Le nouveau film de Matteo Garrone a rejoint la longue liste des films destinés pour les salles obscures qui bifurquent vers la vidéo à la demande. Sorti hier sur Amazon Prime, la nouvelle adaptation du conte Pinocchio va enfin pouvoir rencontrer son public. De loin l’oeuvre la plus accessible de Garrone, qui surprend par autant d’appel à l’émerveillement.

Des adaptations de Pinocchio, il y en a eu à la pelle. On pense évidemment au mythique film de Walt Disney, mais aussi à la réalisation de Roberto Benigni ou bien le cinéma d’horreur avec La Revanche de Pinocchio. On se doit de se poser la question avant de se lancer à nouveau dans l’histoire du pantin qui veut être un véritable petit garçon : qu’est-ce que Garrone va apporter de plus ? 

Car c’est de ça dont il est toujours question chez Garrone, la quête d’un idéal beau qui se fait tabasser par la laideur du monde. La balade initiatique de Pinocchio est donc parfaite à raconter pour le cinéaste.

Son cinéma avait déjà rencontré le conte dans le calamiteux Tale of Tales, sorti il y a cinq ans.
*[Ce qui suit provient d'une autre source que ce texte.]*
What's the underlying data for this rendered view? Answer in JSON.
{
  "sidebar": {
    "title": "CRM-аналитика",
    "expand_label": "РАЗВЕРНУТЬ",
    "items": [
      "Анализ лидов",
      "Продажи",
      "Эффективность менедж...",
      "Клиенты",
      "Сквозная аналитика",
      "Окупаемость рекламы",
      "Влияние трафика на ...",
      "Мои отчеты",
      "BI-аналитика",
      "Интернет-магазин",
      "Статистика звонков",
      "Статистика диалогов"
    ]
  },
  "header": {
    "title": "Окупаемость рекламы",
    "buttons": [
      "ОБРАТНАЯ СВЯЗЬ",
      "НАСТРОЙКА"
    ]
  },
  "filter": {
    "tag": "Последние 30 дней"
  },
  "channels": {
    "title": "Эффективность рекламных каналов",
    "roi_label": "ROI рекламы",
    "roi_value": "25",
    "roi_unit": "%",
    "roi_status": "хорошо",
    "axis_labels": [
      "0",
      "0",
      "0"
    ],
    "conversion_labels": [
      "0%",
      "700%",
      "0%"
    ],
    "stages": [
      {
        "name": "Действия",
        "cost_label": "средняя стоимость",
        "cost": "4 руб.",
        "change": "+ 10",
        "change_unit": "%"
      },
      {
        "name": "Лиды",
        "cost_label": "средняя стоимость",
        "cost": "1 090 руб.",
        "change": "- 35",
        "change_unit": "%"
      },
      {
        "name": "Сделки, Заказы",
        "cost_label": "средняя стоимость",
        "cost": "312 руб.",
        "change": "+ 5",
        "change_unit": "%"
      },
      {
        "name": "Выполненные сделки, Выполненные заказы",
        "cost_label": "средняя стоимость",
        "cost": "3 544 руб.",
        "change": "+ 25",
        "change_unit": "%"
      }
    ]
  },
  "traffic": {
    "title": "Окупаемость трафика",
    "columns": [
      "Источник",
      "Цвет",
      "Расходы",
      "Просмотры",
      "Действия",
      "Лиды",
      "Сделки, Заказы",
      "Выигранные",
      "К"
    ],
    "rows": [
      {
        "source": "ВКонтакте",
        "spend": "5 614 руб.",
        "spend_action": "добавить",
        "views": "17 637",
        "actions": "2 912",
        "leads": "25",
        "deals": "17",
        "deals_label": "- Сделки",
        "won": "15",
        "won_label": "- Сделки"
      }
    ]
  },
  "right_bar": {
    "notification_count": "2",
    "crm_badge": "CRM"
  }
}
Au casting international, ce recueil d’histoires ennuyait par le perfectionnisme d’une caméra qui se refusait à l’émerveillement et l’horreur de ce à quoi on assistait. Car c’est de ça dont il est toujours question chez Garrone, la quête d’un idéal beau qui se fait tabasser par la laideur du monde. La balade initiatique de Pinocchio est donc parfaite à raconter pour le cinéaste. L’enfant-marionnette, dans cette histoire, cherche à devenir quelqu’un au risque de rencontrer des présences dangereuses. Le réalisateur, dans l’écriture, applique parfaitement à la lettre l’histoire de Carlo Collodi. Et afin d’éviter une adaptation trop littéraire, il offre par le cinéma une nouvelle façon de voir ce conte, avec merveille et épouvante.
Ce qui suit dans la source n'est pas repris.